Seoul is also surprisingly vague, but then there were a lot of things to take in when we went there - the music, the many make-up stores, the fact that it's winter. There is a convenience store near our hotel, one we visited almost daily so that we can try the drinks they had on offer. All those milks. Banana, of course. (Binggrae banana milk is sold here, in tetra packs rather than plastic bottles, but the ones you buy in South Korea is much better.) I had chocolate, which wasn't memorable in hindsight. Shalla had this big bottle of watermelon milk. (Contrary to my recollection, it's not at the GS25 near the JYP headquarters.) But really, they were more useful for those heat packs we ended up needing across the six days we were there, as well as bottles of Vita 500 that I didn't realize I needed until I fell sick on the fourth day. Besides, Dongdaemun has a lot of street food stalls, and I couldn't read High Cut.
Now, Hong Kong - of course I've been here loads of times, most of them by myself. I stayed at the same hotel every year for five years, and there was always a 7-Eleven across the entrance, where I'd always buy a copy of the South China Morning Post and whatever I was in the mood to drink. The first time, it was Morning Rice, a Korean drink that I surprisingly never found in Seoul, and I never found in Hong Kong since.
Shalla and I stayed in a different hotel when we went there two years ago, but there was also a 7-Eleven across the street. I'm sure the cashier was a bit peeved by us, or by not-really-noisy me. But then, we finished up the store's stock of Horlicks and mint Kit-Kats. It was never restocked for the rest of our trip.
It's pretty obvious why I'm not this fascinated with the convenience stores here. I mean, I'm pretty intimate with them. There'll always be siopao and soju and random chocolate bars. Our convenience stores do what we ask them to do, but a part of me wishes they'd be like the convenience stores elsewhere. I mean, I know I sound stupid here, but my mind was blown when I found myself at a 7-Eleven in Taiwan that offered photocopying services, or when I realized convenience stores in Hong Kong won't really give you receipts - a hint I never got until a few years in, when I noticed the cashier had a puzzled look when I asked for a slip of paper with words I couldn't understand printed on it. And then, of course, there are the items you'll never find here in the first place, like candy bars we'd never see here, or all those boxes of Chinese medicine. I love staring at shelves. A colleague told me I could work in retail precisely because of this.
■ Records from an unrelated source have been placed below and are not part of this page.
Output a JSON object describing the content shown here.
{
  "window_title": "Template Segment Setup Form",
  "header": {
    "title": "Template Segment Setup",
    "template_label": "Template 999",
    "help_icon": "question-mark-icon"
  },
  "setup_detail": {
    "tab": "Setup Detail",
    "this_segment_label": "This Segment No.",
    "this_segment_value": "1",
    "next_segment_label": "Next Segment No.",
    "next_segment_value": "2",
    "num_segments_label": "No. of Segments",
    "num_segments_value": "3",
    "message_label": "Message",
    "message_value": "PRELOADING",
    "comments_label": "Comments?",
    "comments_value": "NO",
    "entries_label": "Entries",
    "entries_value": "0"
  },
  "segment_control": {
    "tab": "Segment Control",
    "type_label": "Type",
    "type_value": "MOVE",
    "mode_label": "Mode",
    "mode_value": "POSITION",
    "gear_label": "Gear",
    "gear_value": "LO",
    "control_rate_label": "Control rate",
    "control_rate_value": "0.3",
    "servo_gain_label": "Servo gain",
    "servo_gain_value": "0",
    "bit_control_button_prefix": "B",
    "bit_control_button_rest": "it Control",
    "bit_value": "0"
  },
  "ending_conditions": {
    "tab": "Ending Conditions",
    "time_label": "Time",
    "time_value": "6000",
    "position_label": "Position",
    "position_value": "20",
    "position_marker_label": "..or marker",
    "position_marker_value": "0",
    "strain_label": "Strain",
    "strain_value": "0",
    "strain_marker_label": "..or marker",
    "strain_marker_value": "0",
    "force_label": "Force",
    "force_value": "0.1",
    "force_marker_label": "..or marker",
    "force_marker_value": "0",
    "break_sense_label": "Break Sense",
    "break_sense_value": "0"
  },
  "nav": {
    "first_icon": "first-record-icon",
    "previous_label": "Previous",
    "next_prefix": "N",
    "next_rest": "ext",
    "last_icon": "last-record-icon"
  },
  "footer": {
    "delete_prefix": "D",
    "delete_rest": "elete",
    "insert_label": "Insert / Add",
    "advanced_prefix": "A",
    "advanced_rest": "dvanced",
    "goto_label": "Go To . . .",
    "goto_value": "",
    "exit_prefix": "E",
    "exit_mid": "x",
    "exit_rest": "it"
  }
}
These stores are a glimpse of a life elsewhere, a life in a place we would only have a passing familiarity with, a life we somehow wish we lived. What's on the shelves are different. What's on the fridges are different. What's on the doors are different. I mean, I'm sure there's no convenience store in Manila where a sound plays every time a customer comes in.
How long until we can finally get out of this place?